Expert: Use Purchasing Controls to Limit Liability
As devicemakers increase their dependence on third-party suppliers and contractors, focusing on quality instead of costs is not only good for regulatory compliance purposes but also makes good business sense, according to a former FDA associate commissioner and industry consultant.
“In the long run, an effective, efficient quality supplier program is more cost effective than the liability and exposure you may face should a problem arise that affects your finished product,” Steven Niedelman, former FDA deputy associate commissioner for regulatory operations and vice president at Quintiles Consulting, said.
“It’s not just about pricing. It’s not just about low-cost countries, and it’s not just about getting product as quickly or as cheaply as possible. But rather having confidence that you’re getting the component, the material — in some cases, finished devices — that meet your quality needs,” Niedelman said last month at the FDAnews Fifth Annual Medical Device Quality Congress.

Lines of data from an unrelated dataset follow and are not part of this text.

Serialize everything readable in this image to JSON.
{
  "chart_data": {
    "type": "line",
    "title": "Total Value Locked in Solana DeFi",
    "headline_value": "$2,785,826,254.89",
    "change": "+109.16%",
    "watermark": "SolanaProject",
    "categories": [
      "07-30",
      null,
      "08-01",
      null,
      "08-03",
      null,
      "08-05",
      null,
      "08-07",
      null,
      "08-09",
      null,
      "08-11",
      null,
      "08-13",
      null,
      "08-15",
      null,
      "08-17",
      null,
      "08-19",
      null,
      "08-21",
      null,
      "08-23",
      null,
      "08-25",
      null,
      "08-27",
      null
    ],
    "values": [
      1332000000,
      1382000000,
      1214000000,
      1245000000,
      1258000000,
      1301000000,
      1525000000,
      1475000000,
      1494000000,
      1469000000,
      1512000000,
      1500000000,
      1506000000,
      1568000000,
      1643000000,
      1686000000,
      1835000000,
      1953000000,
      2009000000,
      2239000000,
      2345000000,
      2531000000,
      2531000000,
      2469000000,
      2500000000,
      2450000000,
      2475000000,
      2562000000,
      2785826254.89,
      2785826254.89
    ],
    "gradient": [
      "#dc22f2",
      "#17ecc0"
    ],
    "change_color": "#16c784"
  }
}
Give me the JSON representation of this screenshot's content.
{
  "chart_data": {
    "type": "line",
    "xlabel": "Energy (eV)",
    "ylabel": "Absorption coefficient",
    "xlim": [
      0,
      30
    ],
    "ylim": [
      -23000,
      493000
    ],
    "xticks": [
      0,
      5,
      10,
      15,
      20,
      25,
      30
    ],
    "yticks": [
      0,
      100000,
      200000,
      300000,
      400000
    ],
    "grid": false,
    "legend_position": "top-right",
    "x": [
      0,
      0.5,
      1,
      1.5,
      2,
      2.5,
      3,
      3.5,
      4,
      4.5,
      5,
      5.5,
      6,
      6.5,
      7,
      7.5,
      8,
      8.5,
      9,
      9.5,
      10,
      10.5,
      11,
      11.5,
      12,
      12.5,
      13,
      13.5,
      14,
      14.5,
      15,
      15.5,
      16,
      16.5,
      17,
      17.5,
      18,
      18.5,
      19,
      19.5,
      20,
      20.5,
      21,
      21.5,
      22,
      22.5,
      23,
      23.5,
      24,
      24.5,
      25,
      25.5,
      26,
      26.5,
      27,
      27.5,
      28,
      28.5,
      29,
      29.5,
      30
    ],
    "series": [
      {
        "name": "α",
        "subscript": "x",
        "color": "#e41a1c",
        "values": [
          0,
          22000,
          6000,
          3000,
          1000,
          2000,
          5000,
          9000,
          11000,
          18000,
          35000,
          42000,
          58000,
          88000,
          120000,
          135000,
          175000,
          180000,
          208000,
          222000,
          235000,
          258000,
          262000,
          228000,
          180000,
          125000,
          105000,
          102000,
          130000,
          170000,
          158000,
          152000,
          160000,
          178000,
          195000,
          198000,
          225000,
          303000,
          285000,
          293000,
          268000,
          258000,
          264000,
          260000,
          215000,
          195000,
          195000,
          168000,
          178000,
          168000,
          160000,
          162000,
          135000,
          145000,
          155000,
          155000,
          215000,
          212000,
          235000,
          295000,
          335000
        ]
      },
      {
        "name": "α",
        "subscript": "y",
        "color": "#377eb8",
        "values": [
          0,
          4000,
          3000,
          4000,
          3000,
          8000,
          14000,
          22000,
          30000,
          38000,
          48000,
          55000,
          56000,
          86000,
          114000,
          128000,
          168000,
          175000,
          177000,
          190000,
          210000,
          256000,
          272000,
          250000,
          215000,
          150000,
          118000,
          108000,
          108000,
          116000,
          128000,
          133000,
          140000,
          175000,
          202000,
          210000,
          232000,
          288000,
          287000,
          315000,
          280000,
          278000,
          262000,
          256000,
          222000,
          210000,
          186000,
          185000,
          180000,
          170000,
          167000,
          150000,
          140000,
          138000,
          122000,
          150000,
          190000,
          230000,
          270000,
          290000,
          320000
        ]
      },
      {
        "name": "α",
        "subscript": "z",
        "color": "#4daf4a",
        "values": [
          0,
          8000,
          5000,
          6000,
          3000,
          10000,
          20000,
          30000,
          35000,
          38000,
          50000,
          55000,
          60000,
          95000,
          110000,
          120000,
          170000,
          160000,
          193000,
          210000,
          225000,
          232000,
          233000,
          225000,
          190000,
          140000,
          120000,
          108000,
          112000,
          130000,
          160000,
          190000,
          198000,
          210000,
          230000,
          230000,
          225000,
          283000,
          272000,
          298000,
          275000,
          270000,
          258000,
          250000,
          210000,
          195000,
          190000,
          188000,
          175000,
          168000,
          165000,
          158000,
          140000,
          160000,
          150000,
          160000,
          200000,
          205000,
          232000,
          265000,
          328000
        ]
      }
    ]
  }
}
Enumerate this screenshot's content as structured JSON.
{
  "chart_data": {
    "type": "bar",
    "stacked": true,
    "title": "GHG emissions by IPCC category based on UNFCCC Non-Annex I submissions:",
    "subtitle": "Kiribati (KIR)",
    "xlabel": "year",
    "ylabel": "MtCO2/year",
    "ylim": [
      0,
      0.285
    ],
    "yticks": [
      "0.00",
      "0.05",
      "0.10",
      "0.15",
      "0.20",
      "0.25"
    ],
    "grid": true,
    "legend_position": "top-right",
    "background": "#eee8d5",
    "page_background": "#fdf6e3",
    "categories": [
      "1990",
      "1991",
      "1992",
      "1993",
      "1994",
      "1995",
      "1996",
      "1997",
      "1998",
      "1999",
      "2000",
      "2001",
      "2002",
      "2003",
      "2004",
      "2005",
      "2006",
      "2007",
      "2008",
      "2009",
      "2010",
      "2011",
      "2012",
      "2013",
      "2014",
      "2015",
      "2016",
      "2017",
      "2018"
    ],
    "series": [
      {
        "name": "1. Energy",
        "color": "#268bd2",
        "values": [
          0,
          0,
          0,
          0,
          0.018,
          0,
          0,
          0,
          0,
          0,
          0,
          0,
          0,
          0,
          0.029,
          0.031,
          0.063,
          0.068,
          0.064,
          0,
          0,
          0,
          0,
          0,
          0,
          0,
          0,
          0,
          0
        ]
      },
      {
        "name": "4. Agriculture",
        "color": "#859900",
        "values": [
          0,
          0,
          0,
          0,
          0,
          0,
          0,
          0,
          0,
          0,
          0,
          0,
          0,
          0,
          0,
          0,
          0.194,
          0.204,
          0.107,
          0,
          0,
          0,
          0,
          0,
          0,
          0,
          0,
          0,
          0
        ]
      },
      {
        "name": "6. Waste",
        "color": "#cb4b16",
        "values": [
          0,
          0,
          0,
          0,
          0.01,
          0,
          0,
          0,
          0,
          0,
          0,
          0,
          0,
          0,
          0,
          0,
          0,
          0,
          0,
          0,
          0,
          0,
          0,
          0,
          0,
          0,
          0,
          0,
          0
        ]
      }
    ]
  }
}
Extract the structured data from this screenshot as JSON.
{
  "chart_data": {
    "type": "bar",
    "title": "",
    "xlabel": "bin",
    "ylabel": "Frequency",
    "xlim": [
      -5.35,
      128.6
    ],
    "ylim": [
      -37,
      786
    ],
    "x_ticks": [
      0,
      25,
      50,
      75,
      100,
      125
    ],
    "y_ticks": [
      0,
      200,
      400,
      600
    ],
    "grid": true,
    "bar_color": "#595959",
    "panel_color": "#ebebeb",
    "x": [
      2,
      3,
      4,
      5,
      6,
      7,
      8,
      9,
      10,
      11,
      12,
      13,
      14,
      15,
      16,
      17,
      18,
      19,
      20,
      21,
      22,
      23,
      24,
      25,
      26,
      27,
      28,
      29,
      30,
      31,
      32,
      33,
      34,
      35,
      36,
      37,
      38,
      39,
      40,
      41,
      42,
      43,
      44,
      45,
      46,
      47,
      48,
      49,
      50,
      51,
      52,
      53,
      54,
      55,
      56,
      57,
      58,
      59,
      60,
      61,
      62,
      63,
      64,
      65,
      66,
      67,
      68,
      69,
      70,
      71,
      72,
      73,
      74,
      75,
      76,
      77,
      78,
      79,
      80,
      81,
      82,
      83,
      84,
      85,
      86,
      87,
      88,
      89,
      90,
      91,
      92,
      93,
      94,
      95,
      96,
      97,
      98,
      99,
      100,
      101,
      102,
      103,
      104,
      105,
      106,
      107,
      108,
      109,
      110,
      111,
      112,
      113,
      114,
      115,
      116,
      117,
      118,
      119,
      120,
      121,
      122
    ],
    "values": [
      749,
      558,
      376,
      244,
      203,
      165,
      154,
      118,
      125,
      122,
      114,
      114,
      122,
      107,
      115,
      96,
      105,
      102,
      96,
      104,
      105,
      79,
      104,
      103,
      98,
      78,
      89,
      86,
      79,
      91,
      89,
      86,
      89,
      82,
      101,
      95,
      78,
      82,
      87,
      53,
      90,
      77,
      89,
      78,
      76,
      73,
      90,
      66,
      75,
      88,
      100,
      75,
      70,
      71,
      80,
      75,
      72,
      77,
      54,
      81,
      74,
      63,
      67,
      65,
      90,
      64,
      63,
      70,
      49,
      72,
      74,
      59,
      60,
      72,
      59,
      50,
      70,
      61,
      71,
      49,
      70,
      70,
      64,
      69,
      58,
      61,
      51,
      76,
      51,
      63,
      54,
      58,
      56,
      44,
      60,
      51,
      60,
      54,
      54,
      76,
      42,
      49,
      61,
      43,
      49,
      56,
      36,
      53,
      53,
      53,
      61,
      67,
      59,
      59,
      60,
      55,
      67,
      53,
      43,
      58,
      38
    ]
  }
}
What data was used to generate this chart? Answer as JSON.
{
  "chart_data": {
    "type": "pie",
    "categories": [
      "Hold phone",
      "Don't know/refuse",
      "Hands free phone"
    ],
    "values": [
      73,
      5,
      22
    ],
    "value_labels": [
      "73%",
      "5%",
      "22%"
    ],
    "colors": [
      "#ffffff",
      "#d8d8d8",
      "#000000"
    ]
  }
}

The most critical element of any outsourcing operation is the contractual agreement, Niedelman said. Agreements are not just financial contracts. They need to be tight and detail specifications and quality.
Sister manufacturing facilities owned by the same corporation might need to be considered contractors as well. “Those who manufacture combination products — even though you may have a pharmaceutical coming from your … firm — that pharmaceutical is manufactured under the drug GMP and other quality system regulations for devices. You need to have the same level of adequate controls over those pharmaceuticals as you do over the devices that you manufacture,” Niedelman said.